His quest was finished in a sense. He had saved Hadrian from his fate, from this fate. That was a goodly trade, a trade worth making. He was only an officer—a good officer. Hadrian was a hero. No mere knight, no simple gurram, but a sword-saint, a khandasattva—though he hardly knew it. Vima, the great sage, wrote that among the warriors of the uninitiated there could be found those capable of what their Nipponese brothers called the mushin no shin, the mind without mind. Though Hadrian knew but little of the Arthur-Buddha and less of the Eightfold Path and its knightly virtues, he was so near to revelation. Lorian had seen him do things—things no mere man could do. He had watched a bullet pass clear through the man’s heart and leave no wound, saw him leap from a winged Irchtani and fall five hundred feet to the deck of a Cielcin artillery platform without getting hurt. On Berenike, he had seen his liege endure the blast of the enemy’s orbital laser. On Senuessa, he had held the gates of the Archduke’s private bunker all alone against at least a hundred of the Cielcin xenobites.
And on Perfugium . . . on Perfugium, he had reached through a holograph recording and smashed the windows from behind the alien commander’s throne with nothing but an act of will.
It seemed strange to Lorian that a man so ruled by his passions, so subject to the winds of the heart, should be so near enlightenment—and yet he was.
That made him a man worth fighting for, a man worth serving, worth dying for.
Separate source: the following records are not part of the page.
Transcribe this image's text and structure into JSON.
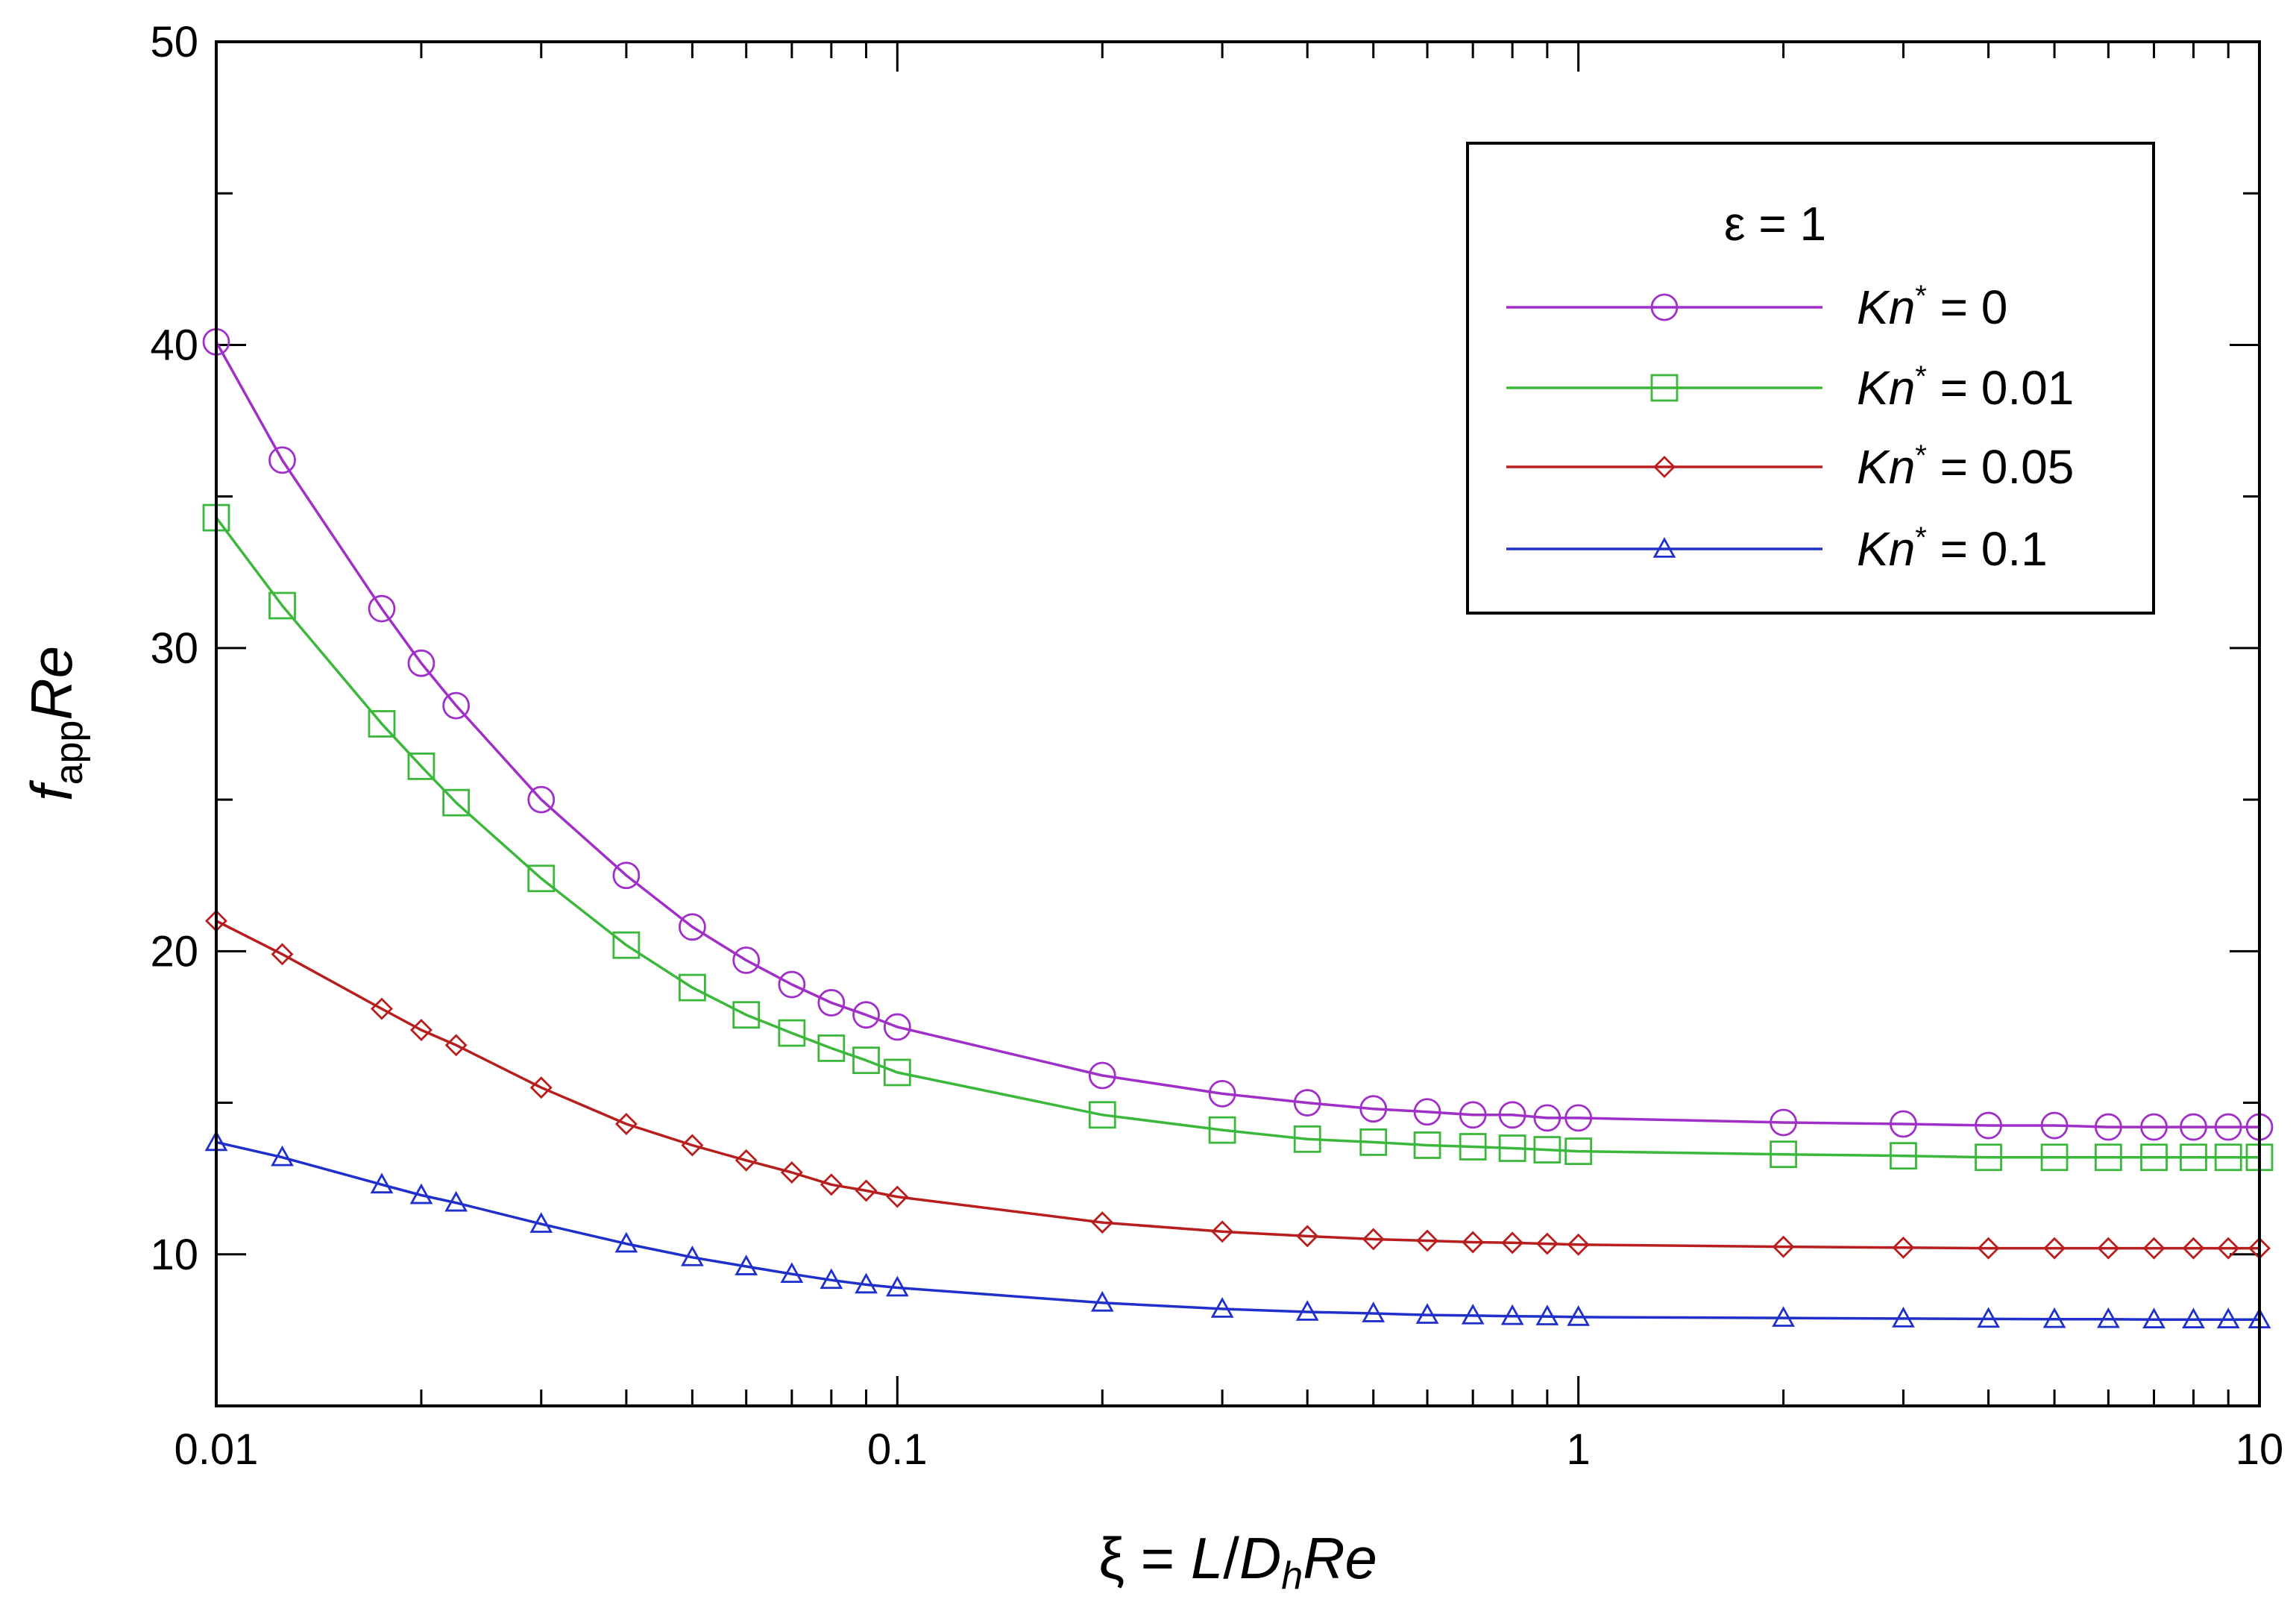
{
  "chart_data": {
    "type": "line",
    "x_scale": "log",
    "xlim": [
      0.01,
      10
    ],
    "ylim": [
      5,
      50
    ],
    "x_ticks": [
      0.01,
      0.1,
      1,
      10
    ],
    "x_tick_labels": [
      "0.01",
      "0.1",
      "1",
      "10"
    ],
    "y_ticks": [
      10,
      20,
      30,
      40,
      50
    ],
    "y_tick_labels": [
      "10",
      "20",
      "30",
      "40",
      "50"
    ],
    "xlabel": {
      "prefix": "ξ = ",
      "L": "L",
      "slash": "/",
      "D": "D",
      "sub": "h",
      "Re": "Re"
    },
    "ylabel": {
      "f": "f",
      "sub": "app",
      "Re": "Re"
    },
    "legend": {
      "title": "ε = 1",
      "kn": "Kn",
      "star": "*",
      "position": "top-right"
    },
    "x": [
      0.01,
      0.0125,
      0.0175,
      0.02,
      0.0225,
      0.03,
      0.04,
      0.05,
      0.06,
      0.07,
      0.08,
      0.09,
      0.1,
      0.2,
      0.3,
      0.4,
      0.5,
      0.6,
      0.7,
      0.8,
      0.9,
      1,
      2,
      3,
      4,
      5,
      6,
      7,
      8,
      9,
      10
    ],
    "series": [
      {
        "name": "= 0",
        "color": "#a02fc8",
        "marker": "circle",
        "values": [
          40.1,
          36.2,
          31.3,
          29.5,
          28.1,
          25.0,
          22.5,
          20.8,
          19.7,
          18.9,
          18.3,
          17.9,
          17.5,
          15.9,
          15.3,
          15.0,
          14.8,
          14.7,
          14.6,
          14.6,
          14.5,
          14.5,
          14.35,
          14.3,
          14.25,
          14.25,
          14.2,
          14.2,
          14.2,
          14.2,
          14.2
        ]
      },
      {
        "name": "= 0.01",
        "color": "#3bb83b",
        "marker": "square",
        "values": [
          34.3,
          31.4,
          27.5,
          26.1,
          24.9,
          22.4,
          20.2,
          18.8,
          17.9,
          17.3,
          16.8,
          16.4,
          16.0,
          14.6,
          14.1,
          13.8,
          13.7,
          13.6,
          13.55,
          13.5,
          13.45,
          13.4,
          13.3,
          13.25,
          13.2,
          13.2,
          13.2,
          13.2,
          13.2,
          13.2,
          13.2
        ]
      },
      {
        "name": "= 0.05",
        "color": "#b81e1e",
        "marker": "diamond",
        "values": [
          21.0,
          19.9,
          18.1,
          17.4,
          16.9,
          15.5,
          14.3,
          13.6,
          13.1,
          12.7,
          12.3,
          12.1,
          11.9,
          11.05,
          10.75,
          10.6,
          10.5,
          10.45,
          10.4,
          10.38,
          10.35,
          10.32,
          10.25,
          10.22,
          10.2,
          10.2,
          10.2,
          10.2,
          10.2,
          10.2,
          10.2
        ]
      },
      {
        "name": "= 0.1",
        "color": "#1f2fcc",
        "marker": "triangle",
        "values": [
          13.7,
          13.2,
          12.3,
          11.95,
          11.7,
          11.0,
          10.35,
          9.9,
          9.6,
          9.35,
          9.15,
          9.0,
          8.9,
          8.4,
          8.2,
          8.1,
          8.05,
          8.0,
          7.98,
          7.96,
          7.95,
          7.93,
          7.9,
          7.88,
          7.87,
          7.86,
          7.86,
          7.85,
          7.85,
          7.85,
          7.85
        ]
      }
    ]
  }
}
And Lorian knew he would die. If not there on the floor of his cell, then later.
He was on Belusha, and no one left Belusha alive if he was not freed by the Emperor’s order. And Belusha was hell. Not the Last Hell, the pit that awaited those who—rejecting the Path—fell from samsara to ultimate perdition. It was only a little hell, a lesser hell, one he would escape from if only into the next life.
Maybe I’ll be taller, he thought, and a laugh shook him, bringing with it the first stabbing flash of pain.
They had certainly broken one rib, then. One rib at least.
Adding injury to insult, eh? Don’t they know that’s rather the wrong way round? he asked himself.
Mayhaps they’re being ironical.
With exquisite care, Lorian turned his cheek and pressed it against the cold, hard floor, peered up at the bed above him with one watery eye. It would be so much better, so much more comfortable and easier on his body, if he could clamber up there. The crisp, white corner of the pillow poking out over the edge of the cot was noble and more desirable than any woman’s breast. He reached for it with one gangling hand. The familiar sense of revulsion twisted in his guts at the sight of the pale, too-long fingers; the translucent skin; the veins like squiggles of blue ink.
Somehow, when he pictured his hands, he always imagined something sun-leathered and strong. Fingers to crack stones, knuckles to break teeth—not the sickly, too-long things God and his mother had given him, their joints so often reinforced by intricate braces of titanium wire.